I’m sure you have a good image in your mind of Machu Picchu, but this is what it is like for me: Waking up at 4 a.m. to start trekking alongside a gurgling river, with nothing but a few slivers of sunrise to light the way. Trudging up a winding path and gradually rising higher than the early morning mist-laden clouds. Seeing the white oversized cotton balls slithering between and above and below the peaks and valleys of the mountains. Seemingly tip-toeing through the early morning air, catching mere glimpses of the ruins still hidden within the low-hanging cloud cover. Climbing nearby Huayna Picchu and sitting on the peak of a mountain, gazing down at everything, lost amid the white of the clouds, and then, finally, walking amidst the ruins of Machu Picchu itself.
Cool, right? So, what do I do? Take a picture? Of course, and I did. Hundreds of them. Clouds snaking out from between giant ridges in the surrounding valley — snap. That super narrow passageway that everyone is shimmying through — snap. And how many angles can I get of those world-famous ruins? Snap, snap, snap, snap.
There was a great pressure to capture the moment. I was surrounded by beauty, by wonder, by the very face of God, and I needed to react by doing something. There had to be some action I could take on my part, right? Some necessary and worthy response?
I felt that way when we hiked the mountains surrounding Samaipata, Bolivia, when we crossed a plateau that made me long for a battle-axe, elven friends, and a pesky piece of jewelry to be cast into a volcano. When we stood higher than hawks flew and stared down on yet more ruins tucked away in quiet, wild green.
I felt that way when we trudged across the Salar de Uyuni (also in Bolivia), a great white expanse of salt flats and sky and nothing more. How many photos do you need to take to properly capture that moment of awe that finds you dwarfed by a landscape that seems impossibly foreign, empty and wonderful?
I wonder if others have felt that way — I imagine they have. I imagine even the best photographer, journalist, filmmaker, adventurer, hiker, average person out for a Sunday stroll feels that way when faced with the awesomeness of the natural world. There’s that feeling of wow, a feeling of dwarfing humility and then, perhaps, that reaction against it, that sense of, “No, I can act here, I can control some tiny sliver of this moment.”
And why wouldn’t you want to? The world is a beautiful place. How many of us find peace, find purpose, find God hidden in the forest, hidden on a hike, hidden in the water beneath a kayak? We want to maintain a piece of that.
The Catholic priest and sociologist Fr. Andrew Greeley wrote in The Catholic Imagination of the “religious sensibility which inclines Catholics to see the Holy lurking in creation.” It’s the sense that grace is out there and everywhere, waiting to be found, urging us forward to an encounter with the Divine. God is in the beauty, no?
But we can’t control God; we can’t contain the beauty. Maybe those impulses to snap, snap, snap away with a camera come from a place of goodness, but what if we sought out what those deep desires really point to?

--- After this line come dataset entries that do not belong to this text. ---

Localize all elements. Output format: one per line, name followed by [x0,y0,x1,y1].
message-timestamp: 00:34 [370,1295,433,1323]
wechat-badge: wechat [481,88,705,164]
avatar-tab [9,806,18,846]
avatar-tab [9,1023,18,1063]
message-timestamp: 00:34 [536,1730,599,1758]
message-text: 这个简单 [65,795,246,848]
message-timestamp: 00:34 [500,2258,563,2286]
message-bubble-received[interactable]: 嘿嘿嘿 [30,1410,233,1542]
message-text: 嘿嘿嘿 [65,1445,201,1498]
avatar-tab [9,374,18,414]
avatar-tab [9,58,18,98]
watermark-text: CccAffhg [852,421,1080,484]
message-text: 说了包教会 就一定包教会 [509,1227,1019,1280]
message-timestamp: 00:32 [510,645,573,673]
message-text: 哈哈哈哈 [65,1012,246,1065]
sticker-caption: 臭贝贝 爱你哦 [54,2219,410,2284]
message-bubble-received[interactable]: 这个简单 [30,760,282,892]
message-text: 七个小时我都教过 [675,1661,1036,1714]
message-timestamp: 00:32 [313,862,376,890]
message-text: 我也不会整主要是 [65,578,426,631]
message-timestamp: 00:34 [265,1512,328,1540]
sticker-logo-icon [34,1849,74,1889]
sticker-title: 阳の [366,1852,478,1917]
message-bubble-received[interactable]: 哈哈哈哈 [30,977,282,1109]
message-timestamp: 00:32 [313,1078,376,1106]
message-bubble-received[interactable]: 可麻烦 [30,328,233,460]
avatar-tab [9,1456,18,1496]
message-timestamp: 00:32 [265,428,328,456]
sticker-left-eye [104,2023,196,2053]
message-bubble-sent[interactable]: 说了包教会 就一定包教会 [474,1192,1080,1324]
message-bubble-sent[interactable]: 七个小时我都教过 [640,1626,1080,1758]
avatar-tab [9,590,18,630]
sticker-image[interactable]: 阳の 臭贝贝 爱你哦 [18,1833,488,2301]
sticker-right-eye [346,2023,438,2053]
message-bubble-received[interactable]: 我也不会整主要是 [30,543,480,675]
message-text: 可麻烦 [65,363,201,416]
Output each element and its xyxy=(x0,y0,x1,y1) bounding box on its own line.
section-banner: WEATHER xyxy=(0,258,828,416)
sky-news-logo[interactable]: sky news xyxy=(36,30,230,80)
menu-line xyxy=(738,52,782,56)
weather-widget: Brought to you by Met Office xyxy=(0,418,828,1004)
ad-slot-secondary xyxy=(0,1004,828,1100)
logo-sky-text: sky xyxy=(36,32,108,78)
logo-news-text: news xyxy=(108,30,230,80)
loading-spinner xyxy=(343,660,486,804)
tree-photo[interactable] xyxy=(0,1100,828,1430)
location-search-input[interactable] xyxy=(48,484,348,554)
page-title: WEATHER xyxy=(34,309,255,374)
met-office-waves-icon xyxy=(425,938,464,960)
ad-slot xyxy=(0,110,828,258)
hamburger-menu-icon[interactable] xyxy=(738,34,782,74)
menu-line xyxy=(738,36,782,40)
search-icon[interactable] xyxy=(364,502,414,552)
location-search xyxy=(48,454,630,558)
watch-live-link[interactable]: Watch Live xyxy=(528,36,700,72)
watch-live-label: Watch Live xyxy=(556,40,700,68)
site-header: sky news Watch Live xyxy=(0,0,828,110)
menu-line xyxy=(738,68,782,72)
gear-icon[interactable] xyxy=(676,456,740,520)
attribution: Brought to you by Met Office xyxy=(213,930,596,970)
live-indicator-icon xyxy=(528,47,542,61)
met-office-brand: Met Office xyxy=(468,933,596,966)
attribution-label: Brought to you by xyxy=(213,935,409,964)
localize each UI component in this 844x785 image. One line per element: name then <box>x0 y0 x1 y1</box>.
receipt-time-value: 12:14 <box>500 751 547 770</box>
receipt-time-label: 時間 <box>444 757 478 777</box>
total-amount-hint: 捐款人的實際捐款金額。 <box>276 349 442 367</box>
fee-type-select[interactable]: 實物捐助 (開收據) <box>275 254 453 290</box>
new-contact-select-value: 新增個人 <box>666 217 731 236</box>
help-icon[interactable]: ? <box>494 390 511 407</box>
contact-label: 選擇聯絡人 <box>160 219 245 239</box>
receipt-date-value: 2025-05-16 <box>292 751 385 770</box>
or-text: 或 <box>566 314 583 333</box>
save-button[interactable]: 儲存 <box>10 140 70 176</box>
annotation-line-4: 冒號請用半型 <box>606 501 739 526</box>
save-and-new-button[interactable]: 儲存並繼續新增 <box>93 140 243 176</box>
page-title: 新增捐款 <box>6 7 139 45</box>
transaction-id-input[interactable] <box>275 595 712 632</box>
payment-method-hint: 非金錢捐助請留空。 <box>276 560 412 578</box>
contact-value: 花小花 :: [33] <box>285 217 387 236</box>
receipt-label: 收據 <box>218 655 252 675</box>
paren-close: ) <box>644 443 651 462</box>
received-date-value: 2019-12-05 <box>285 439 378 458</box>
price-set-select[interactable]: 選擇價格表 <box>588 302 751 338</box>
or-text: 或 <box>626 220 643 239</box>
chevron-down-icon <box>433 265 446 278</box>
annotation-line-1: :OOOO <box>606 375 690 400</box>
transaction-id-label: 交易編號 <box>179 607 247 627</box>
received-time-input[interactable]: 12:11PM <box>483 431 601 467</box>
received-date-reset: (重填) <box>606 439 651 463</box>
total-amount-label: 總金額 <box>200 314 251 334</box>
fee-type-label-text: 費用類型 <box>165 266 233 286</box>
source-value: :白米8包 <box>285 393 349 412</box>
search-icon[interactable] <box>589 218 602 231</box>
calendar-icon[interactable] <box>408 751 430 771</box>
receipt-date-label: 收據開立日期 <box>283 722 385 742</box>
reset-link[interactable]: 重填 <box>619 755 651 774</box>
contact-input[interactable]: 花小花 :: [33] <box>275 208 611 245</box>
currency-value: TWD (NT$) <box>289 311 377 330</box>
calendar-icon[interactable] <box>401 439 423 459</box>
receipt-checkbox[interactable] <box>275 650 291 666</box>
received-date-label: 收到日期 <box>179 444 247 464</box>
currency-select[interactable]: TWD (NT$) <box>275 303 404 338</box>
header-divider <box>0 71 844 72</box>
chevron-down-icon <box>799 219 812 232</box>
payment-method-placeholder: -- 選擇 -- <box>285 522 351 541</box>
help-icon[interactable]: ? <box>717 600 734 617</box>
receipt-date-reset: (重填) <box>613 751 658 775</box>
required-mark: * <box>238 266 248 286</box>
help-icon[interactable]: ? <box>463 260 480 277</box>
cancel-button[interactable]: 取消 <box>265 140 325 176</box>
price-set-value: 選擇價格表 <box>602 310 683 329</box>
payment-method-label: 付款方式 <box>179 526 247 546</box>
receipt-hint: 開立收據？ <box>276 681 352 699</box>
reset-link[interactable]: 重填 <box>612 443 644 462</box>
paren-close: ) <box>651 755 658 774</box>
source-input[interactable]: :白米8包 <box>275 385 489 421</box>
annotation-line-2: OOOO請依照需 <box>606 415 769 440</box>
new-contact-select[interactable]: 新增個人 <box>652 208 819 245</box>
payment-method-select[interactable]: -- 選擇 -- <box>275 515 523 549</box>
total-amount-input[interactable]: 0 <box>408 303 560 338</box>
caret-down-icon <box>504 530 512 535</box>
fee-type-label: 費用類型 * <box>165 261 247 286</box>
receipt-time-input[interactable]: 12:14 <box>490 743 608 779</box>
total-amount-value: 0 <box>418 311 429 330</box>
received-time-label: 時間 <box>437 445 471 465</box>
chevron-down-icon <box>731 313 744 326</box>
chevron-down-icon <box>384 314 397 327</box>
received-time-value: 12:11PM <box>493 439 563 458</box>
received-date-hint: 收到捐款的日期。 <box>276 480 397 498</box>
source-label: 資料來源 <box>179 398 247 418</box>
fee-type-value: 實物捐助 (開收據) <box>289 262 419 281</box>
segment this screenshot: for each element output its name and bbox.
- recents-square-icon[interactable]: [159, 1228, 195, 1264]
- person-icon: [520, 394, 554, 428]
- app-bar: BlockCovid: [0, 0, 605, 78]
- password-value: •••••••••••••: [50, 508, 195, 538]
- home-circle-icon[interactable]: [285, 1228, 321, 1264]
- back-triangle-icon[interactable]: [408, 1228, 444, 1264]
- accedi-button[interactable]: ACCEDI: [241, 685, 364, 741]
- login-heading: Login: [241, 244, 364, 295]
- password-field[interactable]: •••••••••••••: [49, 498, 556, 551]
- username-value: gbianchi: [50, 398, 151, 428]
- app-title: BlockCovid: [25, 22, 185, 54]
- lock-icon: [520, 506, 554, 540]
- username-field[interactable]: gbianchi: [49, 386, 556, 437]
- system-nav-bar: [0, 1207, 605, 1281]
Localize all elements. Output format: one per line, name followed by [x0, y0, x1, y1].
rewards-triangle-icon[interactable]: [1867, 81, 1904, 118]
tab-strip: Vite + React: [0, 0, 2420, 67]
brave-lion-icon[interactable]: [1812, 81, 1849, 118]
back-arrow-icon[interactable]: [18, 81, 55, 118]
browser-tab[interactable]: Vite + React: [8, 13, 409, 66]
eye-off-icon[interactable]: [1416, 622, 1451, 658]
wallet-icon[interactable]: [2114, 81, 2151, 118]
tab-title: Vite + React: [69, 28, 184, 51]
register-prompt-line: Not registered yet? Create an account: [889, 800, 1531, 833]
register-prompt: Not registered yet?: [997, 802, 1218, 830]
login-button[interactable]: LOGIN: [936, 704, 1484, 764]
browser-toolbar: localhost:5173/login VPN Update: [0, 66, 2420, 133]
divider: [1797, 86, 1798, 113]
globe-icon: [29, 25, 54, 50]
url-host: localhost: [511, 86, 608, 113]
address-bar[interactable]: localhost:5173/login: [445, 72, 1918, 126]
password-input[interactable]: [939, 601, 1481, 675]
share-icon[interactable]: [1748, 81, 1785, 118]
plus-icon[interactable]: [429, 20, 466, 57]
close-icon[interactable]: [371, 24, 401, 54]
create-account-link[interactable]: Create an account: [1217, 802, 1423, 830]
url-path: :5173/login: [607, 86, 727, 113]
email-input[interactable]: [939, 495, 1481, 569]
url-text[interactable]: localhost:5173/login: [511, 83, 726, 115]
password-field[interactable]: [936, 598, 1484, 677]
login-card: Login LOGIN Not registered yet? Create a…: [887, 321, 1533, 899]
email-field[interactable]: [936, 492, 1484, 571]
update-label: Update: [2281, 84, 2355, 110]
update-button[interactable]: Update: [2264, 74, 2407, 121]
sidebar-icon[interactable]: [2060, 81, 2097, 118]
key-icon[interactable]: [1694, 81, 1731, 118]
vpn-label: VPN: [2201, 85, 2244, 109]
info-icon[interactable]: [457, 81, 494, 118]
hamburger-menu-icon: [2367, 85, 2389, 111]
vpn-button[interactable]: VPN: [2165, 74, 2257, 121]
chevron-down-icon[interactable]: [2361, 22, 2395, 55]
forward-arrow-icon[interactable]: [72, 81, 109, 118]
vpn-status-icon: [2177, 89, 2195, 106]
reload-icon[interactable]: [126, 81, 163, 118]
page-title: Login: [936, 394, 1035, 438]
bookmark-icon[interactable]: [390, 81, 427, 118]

“Lord, it is good that we are here. If you wish, I will make three tents here, one for you, one for Moses, and one for Elijah,” Peter says, standing upon a mountaintop, trying to make sense of Jesus changing right before his eyes, the transfigured Christ in front of him. His friend, his companion, someone he’d known suddenly became something more, something different, something wonderful. And what else could he say? He was experiencing beauty, wonder, something so majestically foreign to his senses that he needed to act, to capture just a piece of it. He was seeing the extraordinary within the ordinary, and Peter wanted to hold on to that moment.
But Jesus says no. Actually, he doesn’t say anything at all. The moment simply ends, and Peter is left with nothing but the memory. He must walk back down that mountain reflecting on what he experienced — and he must take that back to his daily life. The transfiguration — that glimpse of heaven — is just that: a glimpse.
There’s nothing for him to do. He is simply called to be, as God speaks through the world around him.
I wonder if that’s a lesson to us as we watch the leaves begin to change color, the winds begin to grow colder, the days begin to shorten. It’s the beauty of fall.
Before we reach for our cameras, our pens, our canvasses — before we try to build a tent for the God who dwells in all things — maybe we need to just be, to let God speak to us, to act on God’s word rather than react on our instinct.
You know what you hardly ever see on the beach or in the mountains or deep in the forest? One of those “No Photos Allowed” signs you so often find in museums or historic churches. Maybe those signs are more sacramental than we thought.
Maybe they’re invitations from God to a private conversation.